Killing Eve might never be as brilliant as its first season, and that's okay. Better shows have crumbled under the weight of their own legend. But BBC America's thriller about an international assassin and the agent caught in her web is at least making a solid comeback effort.
Killing Eve Season 3 opens months after Villanelle (Jodie Comer) shot Eve (Sandra Oh) and left her for dead, conveniently without turning to look back as she left and see if that bullet actually did what it promised. Of course it didn’t, because this is the story of killing Eve — not of having killed her.
Still, Eve’s current life is no picnic. She’s separated from husband Niko (Owen McDonnell) and cut off from MI6, haunted by everything that happened in Rome and likely everything since Villanelle came into her life.

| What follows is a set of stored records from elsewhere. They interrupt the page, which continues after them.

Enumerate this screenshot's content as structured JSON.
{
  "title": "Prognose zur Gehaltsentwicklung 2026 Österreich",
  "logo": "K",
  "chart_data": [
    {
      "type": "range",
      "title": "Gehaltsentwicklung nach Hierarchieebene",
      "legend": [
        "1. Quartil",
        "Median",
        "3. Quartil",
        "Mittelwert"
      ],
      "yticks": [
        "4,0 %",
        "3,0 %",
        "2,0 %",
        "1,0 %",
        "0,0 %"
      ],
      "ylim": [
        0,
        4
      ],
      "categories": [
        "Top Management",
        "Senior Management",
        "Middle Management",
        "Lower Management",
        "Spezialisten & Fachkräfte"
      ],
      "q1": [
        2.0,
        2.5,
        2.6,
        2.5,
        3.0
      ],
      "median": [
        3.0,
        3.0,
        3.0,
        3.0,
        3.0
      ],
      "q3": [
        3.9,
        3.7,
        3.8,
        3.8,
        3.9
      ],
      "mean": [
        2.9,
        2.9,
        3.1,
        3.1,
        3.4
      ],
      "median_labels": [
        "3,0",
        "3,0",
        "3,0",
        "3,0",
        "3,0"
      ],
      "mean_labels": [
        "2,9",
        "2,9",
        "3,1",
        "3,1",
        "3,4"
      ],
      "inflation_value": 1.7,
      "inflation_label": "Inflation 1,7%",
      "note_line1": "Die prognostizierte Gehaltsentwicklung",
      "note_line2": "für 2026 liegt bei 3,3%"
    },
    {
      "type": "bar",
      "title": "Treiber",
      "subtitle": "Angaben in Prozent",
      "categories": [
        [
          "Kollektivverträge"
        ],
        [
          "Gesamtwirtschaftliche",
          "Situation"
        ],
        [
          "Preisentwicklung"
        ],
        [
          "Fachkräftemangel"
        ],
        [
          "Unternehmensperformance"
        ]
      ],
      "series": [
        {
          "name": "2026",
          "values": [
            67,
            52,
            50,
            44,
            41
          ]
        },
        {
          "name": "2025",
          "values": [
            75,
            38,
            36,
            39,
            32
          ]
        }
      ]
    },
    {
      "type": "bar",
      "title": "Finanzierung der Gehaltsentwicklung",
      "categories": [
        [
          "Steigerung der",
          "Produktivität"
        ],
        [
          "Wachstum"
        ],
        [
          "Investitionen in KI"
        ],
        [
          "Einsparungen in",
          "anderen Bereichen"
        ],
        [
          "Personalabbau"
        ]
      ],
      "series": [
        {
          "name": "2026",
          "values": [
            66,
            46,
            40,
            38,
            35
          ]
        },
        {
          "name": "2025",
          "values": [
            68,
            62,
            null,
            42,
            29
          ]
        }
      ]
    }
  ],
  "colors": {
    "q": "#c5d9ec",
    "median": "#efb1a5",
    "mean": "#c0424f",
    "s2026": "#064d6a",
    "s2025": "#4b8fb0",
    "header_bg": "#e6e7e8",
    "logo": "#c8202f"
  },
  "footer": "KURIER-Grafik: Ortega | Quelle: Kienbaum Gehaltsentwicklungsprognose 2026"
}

But this is a game of cat and mouse, after all, and soon enough the cat (or is Eve the mouse?) picks up a thread of Villanelle’s return and can’t let it go. There’s no ego in it this time around, no burning desire to catch a notorious killer and close this case for good. Eve is terrified, for herself and everyone she knows to lose what remaining normalcy they have.
Where Season 2 toyed with the two women's relationship to titillate fans who saw something there, Season 3 does so with clear intent. For one, Eve knows Villanelle's feelings for her and holds on to them as a weapon of last resort. She focuses her own energy as far as possible from how she might feel about Villanelle, because the answer is staring her in the face: She's obsessed with the chase. She liked a psychopathic murderer the way one gets along with a new acquaintance at drinks, and she genuinely misses the thrill and challenge of that companionship, whether acrimonious or amicable.
Even with questionable stakes, Killing Eve Season 3 feels like a return to form.
Villanelle views the separation through the lens of her own psychopathy. In that version, she and Eve were in love and effectively broke up. She describes and thinks of Eve as an ex, feels her presence, misses her attention — what she wouldn't give for just another taste of that attention. Indeed, Villanelle has a hard time returning to business as usual with new handler (Harriet Walter) and new assignments — even a protégé. She leaves loose ends and extra bodies and there's only one person meant to pick up on them.
The first episode ends with a shocker, and there’s more where that came from. But killing off day players and secondary characters only highlights the show’s unwillingness to make bigger sacrifices. The same problem plagued Game of Thrones’ later seasons, which were full of empty bluster about how anyone could die, yet for some reason no one below a certain tier of billing ever did.
The first five episodes screened for credits introduce a slew of new characters, including Carolyn's daughter (Thrones' own Gemma Whelan), Kenny's new colleagues (Danny Sapani and Turlough Convery), and even members of Villanelle's — or rather, Oksana's — family. Yet none of these characters feel like they'll stick, because they likely won't. It's just subbing new pawns into a chess game before the more powerful pieces can be threatened. As more bodies inevitably pile up, Eve and Carolyn's guilt and trauma will inflate until there's room for little else.
Even with questionable stakes, Killing Eve Season 3 feels like a return to form. There's no overarching mystery-of-the-month like last season's Aaron Peel storyline (though that did at least bring characters together), so we spend our time with Eve and Carolyn as they hunt the Twelve, and with Villanelle and Dasha on their missions. Comer and Walter pair fabulously, creating a dynamic entirely unlike Villanelle's with Konstantin (Kim Bodnia) yet no less compelling.
Three seasons in, we can confess what Eve Polastri won't, which is that we also love the thrill of the chase. Killing Eve may string us along for season after season, but if these award-winning actresses can keep us hooked with their killer chemistry and quality writing, we'll be here.
Killing Eve airs Sundays at 9 p.m. ET on BBC America and AMC.